El hombre que se encontraba más próximo a la máquina compactadora se identificó.

—¿Hay impresiones digitales? —preguntó el inspector.

—Hasta ahora nada.

Burstein se escarbó los dientes con un palillo para quitarse los restos del roast beef de la cena.

—¿Cuánto hace que murió la víctima?

—No es seguro. Pero no mucho, por cierto. La piel todavía está fresca y no hay signos de descomposición. No; yo diría que lo liquidaron esta misma noche.

—¿Lo liquidaron? —preguntó Wausau. El forense señaló con el dedo—. Es un hombre. Tiene un buen par de genitales para demostrarlo.

Burstein hizo un gesto de asentimiento y respiró hondo. El olor pútrido a carne quemada lo invadía todo, intensificado por la falta de ventilación del cuarto. Se enjugó la frente con la manga del impermeable y se apoyó contra la pared. Era alto, delgado y calvo; de rostro blando y piel tersa.

—¿Cuánto demorarán en identificarlo? —preguntó.

—Quizá no lo identifiquemos nunca.

—¿Qué quiere decir con eso? Saquen impresiones, controlen los arreglos dentarios.

El forense alzó la mano de la víctima; le habían cortado las puntas de los dedos.

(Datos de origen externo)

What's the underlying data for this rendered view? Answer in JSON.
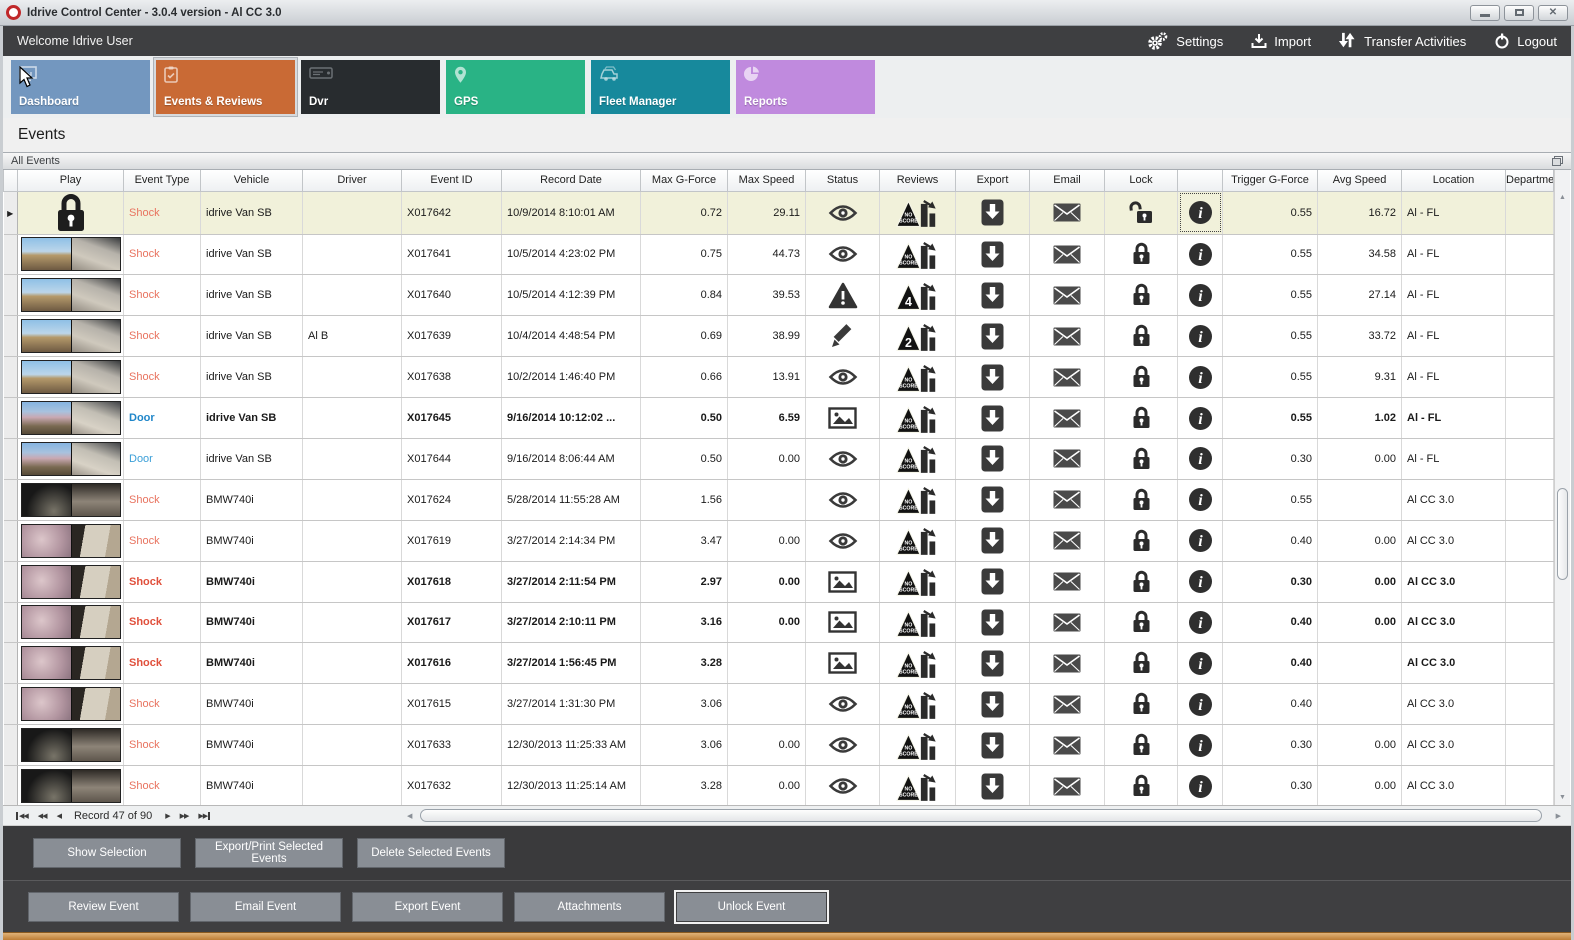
{
  "window": {
    "title": "Idrive Control Center - 3.0.4 version - Al CC 3.0",
    "controls": [
      {
        "name": "minimize"
      },
      {
        "name": "maximize"
      },
      {
        "name": "close"
      }
    ]
  },
  "topbar": {
    "welcome": "Welcome Idrive User",
    "actions": [
      {
        "name": "settings",
        "label": "Settings",
        "icon": "gears-icon"
      },
      {
        "name": "import",
        "label": "Import",
        "icon": "import-icon"
      },
      {
        "name": "transfer-activities",
        "label": "Transfer Activities",
        "icon": "transfer-icon"
      },
      {
        "name": "logout",
        "label": "Logout",
        "icon": "power-icon"
      }
    ]
  },
  "tabs": [
    {
      "name": "dashboard",
      "label": "Dashboard",
      "color": "#7397bf",
      "icon": "monitor-icon",
      "selected": false
    },
    {
      "name": "events-reviews",
      "label": "Events & Reviews",
      "color": "#c96a35",
      "icon": "clipboard-icon",
      "selected": true
    },
    {
      "name": "dvr",
      "label": "Dvr",
      "color": "#282c2f",
      "icon": "dvr-icon",
      "selected": false
    },
    {
      "name": "gps",
      "label": "GPS",
      "color": "#29b385",
      "icon": "pin-icon",
      "selected": false
    },
    {
      "name": "fleet-manager",
      "label": "Fleet Manager",
      "color": "#17899c",
      "icon": "fleet-icon",
      "selected": false
    },
    {
      "name": "reports",
      "label": "Reports",
      "color": "#c08ade",
      "icon": "pie-icon",
      "selected": false
    }
  ],
  "page": {
    "title": "Events",
    "panel_title": "All Events"
  },
  "table": {
    "columns": [
      "",
      "Play",
      "Event Type",
      "Vehicle",
      "Driver",
      "Event ID",
      "Record Date",
      "Max G-Force",
      "Max Speed",
      "Status",
      "Reviews",
      "Export",
      "Email",
      "Lock",
      "",
      "Trigger G-Force",
      "Avg Speed",
      "Location",
      "Department"
    ],
    "rows": [
      {
        "selected": true,
        "bold": false,
        "thumb": "lock",
        "event_type": "Shock",
        "type_style": "shock",
        "vehicle": "idrive Van SB",
        "driver": "",
        "event_id": "X017642",
        "record_date": "10/9/2014 8:10:01 AM",
        "max_g": "0.72",
        "max_speed": "29.11",
        "status": "eye",
        "review_badge": "NO SCORE",
        "lock": "unlocked",
        "trigger_g": "0.55",
        "avg_speed": "16.72",
        "location": "Al - FL",
        "department": ""
      },
      {
        "selected": false,
        "bold": false,
        "thumb": "van",
        "event_type": "Shock",
        "type_style": "shock",
        "vehicle": "idrive Van SB",
        "driver": "",
        "event_id": "X017641",
        "record_date": "10/5/2014 4:23:02 PM",
        "max_g": "0.75",
        "max_speed": "44.73",
        "status": "eye",
        "review_badge": "NO SCORE",
        "lock": "locked",
        "trigger_g": "0.55",
        "avg_speed": "34.58",
        "location": "Al - FL",
        "department": ""
      },
      {
        "selected": false,
        "bold": false,
        "thumb": "van",
        "event_type": "Shock",
        "type_style": "shock",
        "vehicle": "idrive Van SB",
        "driver": "",
        "event_id": "X017640",
        "record_date": "10/5/2014 4:12:39 PM",
        "max_g": "0.84",
        "max_speed": "39.53",
        "status": "warning",
        "review_badge": "4",
        "lock": "locked",
        "trigger_g": "0.55",
        "avg_speed": "27.14",
        "location": "Al - FL",
        "department": ""
      },
      {
        "selected": false,
        "bold": false,
        "thumb": "van",
        "event_type": "Shock",
        "type_style": "shock",
        "vehicle": "idrive Van SB",
        "driver": "Al B",
        "event_id": "X017639",
        "record_date": "10/4/2014 4:48:54 PM",
        "max_g": "0.69",
        "max_speed": "38.99",
        "status": "pencil",
        "review_badge": "2",
        "lock": "locked",
        "trigger_g": "0.55",
        "avg_speed": "33.72",
        "location": "Al - FL",
        "department": ""
      },
      {
        "selected": false,
        "bold": false,
        "thumb": "van",
        "event_type": "Shock",
        "type_style": "shock",
        "vehicle": "idrive Van SB",
        "driver": "",
        "event_id": "X017638",
        "record_date": "10/2/2014 1:46:40 PM",
        "max_g": "0.66",
        "max_speed": "13.91",
        "status": "eye",
        "review_badge": "NO SCORE",
        "lock": "locked",
        "trigger_g": "0.55",
        "avg_speed": "9.31",
        "location": "Al - FL",
        "department": ""
      },
      {
        "selected": false,
        "bold": true,
        "thumb": "van2",
        "event_type": "Door",
        "type_style": "door",
        "vehicle": "idrive Van SB",
        "driver": "",
        "event_id": "X017645",
        "record_date": "9/16/2014 10:12:02 ...",
        "max_g": "0.50",
        "max_speed": "6.59",
        "status": "picture",
        "review_badge": "NO SCORE",
        "lock": "locked",
        "trigger_g": "0.55",
        "avg_speed": "1.02",
        "location": "Al - FL",
        "department": ""
      },
      {
        "selected": false,
        "bold": false,
        "thumb": "van2",
        "event_type": "Door",
        "type_style": "door",
        "vehicle": "idrive Van SB",
        "driver": "",
        "event_id": "X017644",
        "record_date": "9/16/2014 8:06:44 AM",
        "max_g": "0.50",
        "max_speed": "0.00",
        "status": "eye",
        "review_badge": "NO SCORE",
        "lock": "locked",
        "trigger_g": "0.30",
        "avg_speed": "0.00",
        "location": "Al - FL",
        "department": ""
      },
      {
        "selected": false,
        "bold": false,
        "thumb": "bmw-dark",
        "event_type": "Shock",
        "type_style": "shock",
        "vehicle": "BMW740i",
        "driver": "",
        "event_id": "X017624",
        "record_date": "5/28/2014 11:55:28 AM",
        "max_g": "1.56",
        "max_speed": "",
        "status": "eye",
        "review_badge": "NO SCORE",
        "lock": "locked",
        "trigger_g": "0.55",
        "avg_speed": "",
        "location": "Al CC 3.0",
        "department": ""
      },
      {
        "selected": false,
        "bold": false,
        "thumb": "bmw-indoor",
        "event_type": "Shock",
        "type_style": "shock",
        "vehicle": "BMW740i",
        "driver": "",
        "event_id": "X017619",
        "record_date": "3/27/2014 2:14:34 PM",
        "max_g": "3.47",
        "max_speed": "0.00",
        "status": "eye",
        "review_badge": "NO SCORE",
        "lock": "locked",
        "trigger_g": "0.40",
        "avg_speed": "0.00",
        "location": "Al CC 3.0",
        "department": ""
      },
      {
        "selected": false,
        "bold": true,
        "thumb": "bmw-indoor",
        "event_type": "Shock",
        "type_style": "shock",
        "vehicle": "BMW740i",
        "driver": "",
        "event_id": "X017618",
        "record_date": "3/27/2014 2:11:54 PM",
        "max_g": "2.97",
        "max_speed": "0.00",
        "status": "picture",
        "review_badge": "NO SCORE",
        "lock": "locked",
        "trigger_g": "0.30",
        "avg_speed": "0.00",
        "location": "Al CC 3.0",
        "department": ""
      },
      {
        "selected": false,
        "bold": true,
        "thumb": "bmw-indoor",
        "event_type": "Shock",
        "type_style": "shock",
        "vehicle": "BMW740i",
        "driver": "",
        "event_id": "X017617",
        "record_date": "3/27/2014 2:10:11 PM",
        "max_g": "3.16",
        "max_speed": "0.00",
        "status": "picture",
        "review_badge": "NO SCORE",
        "lock": "locked",
        "trigger_g": "0.40",
        "avg_speed": "0.00",
        "location": "Al CC 3.0",
        "department": ""
      },
      {
        "selected": false,
        "bold": true,
        "thumb": "bmw-indoor",
        "event_type": "Shock",
        "type_style": "shock",
        "vehicle": "BMW740i",
        "driver": "",
        "event_id": "X017616",
        "record_date": "3/27/2014 1:56:45 PM",
        "max_g": "3.28",
        "max_speed": "",
        "status": "picture",
        "review_badge": "NO SCORE",
        "lock": "locked",
        "trigger_g": "0.40",
        "avg_speed": "",
        "location": "Al CC 3.0",
        "department": ""
      },
      {
        "selected": false,
        "bold": false,
        "thumb": "bmw-indoor",
        "event_type": "Shock",
        "type_style": "shock",
        "vehicle": "BMW740i",
        "driver": "",
        "event_id": "X017615",
        "record_date": "3/27/2014 1:31:30 PM",
        "max_g": "3.06",
        "max_speed": "",
        "status": "eye",
        "review_badge": "NO SCORE",
        "lock": "locked",
        "trigger_g": "0.40",
        "avg_speed": "",
        "location": "Al CC 3.0",
        "department": ""
      },
      {
        "selected": false,
        "bold": false,
        "thumb": "bmw-dark",
        "event_type": "Shock",
        "type_style": "shock",
        "vehicle": "BMW740i",
        "driver": "",
        "event_id": "X017633",
        "record_date": "12/30/2013 11:25:33 AM",
        "max_g": "3.06",
        "max_speed": "0.00",
        "status": "eye",
        "review_badge": "NO SCORE",
        "lock": "locked",
        "trigger_g": "0.30",
        "avg_speed": "0.00",
        "location": "Al CC 3.0",
        "department": ""
      },
      {
        "selected": false,
        "bold": false,
        "thumb": "bmw-dark",
        "event_type": "Shock",
        "type_style": "shock",
        "vehicle": "BMW740i",
        "driver": "",
        "event_id": "X017632",
        "record_date": "12/30/2013 11:25:14 AM",
        "max_g": "3.28",
        "max_speed": "0.00",
        "status": "eye",
        "review_badge": "NO SCORE",
        "lock": "locked",
        "trigger_g": "0.30",
        "avg_speed": "0.00",
        "location": "Al CC 3.0",
        "department": ""
      }
    ]
  },
  "pager": {
    "record_text": "Record 47 of 90"
  },
  "selection_panel": {
    "buttons": [
      "Show Selection",
      "Export/Print Selected Events",
      "Delete Selected  Events"
    ]
  },
  "actions_panel": {
    "buttons": [
      "Review Event",
      "Email Event",
      "Export Event",
      "Attachments",
      "Unlock Event"
    ]
  }
}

—No habrá impresiones. Y le han sacado todos los dientes.

Burstein echó una mirada al brazo y a los restos de la cabeza. Luego llamó a un lado al forense.

—Quiero que revisen todo el subsuelo en busca de los trozos de dedos y los dientes que faltan. Y vean qué otra forma hay de identificar el cuerpo. Marcas. Cicatrices. Lo que sea.

—No se engañe. Si hubo marcas o cicatrices, ya no existen.

Frustrado, Burstein se volvió hacia Wausau.

—¿Dónde están el portero y la mujer?

—Arriba.

Acompañado por Wausau, Burstein salió al corredor, donde pululaban ahora detectives y policías uniformados.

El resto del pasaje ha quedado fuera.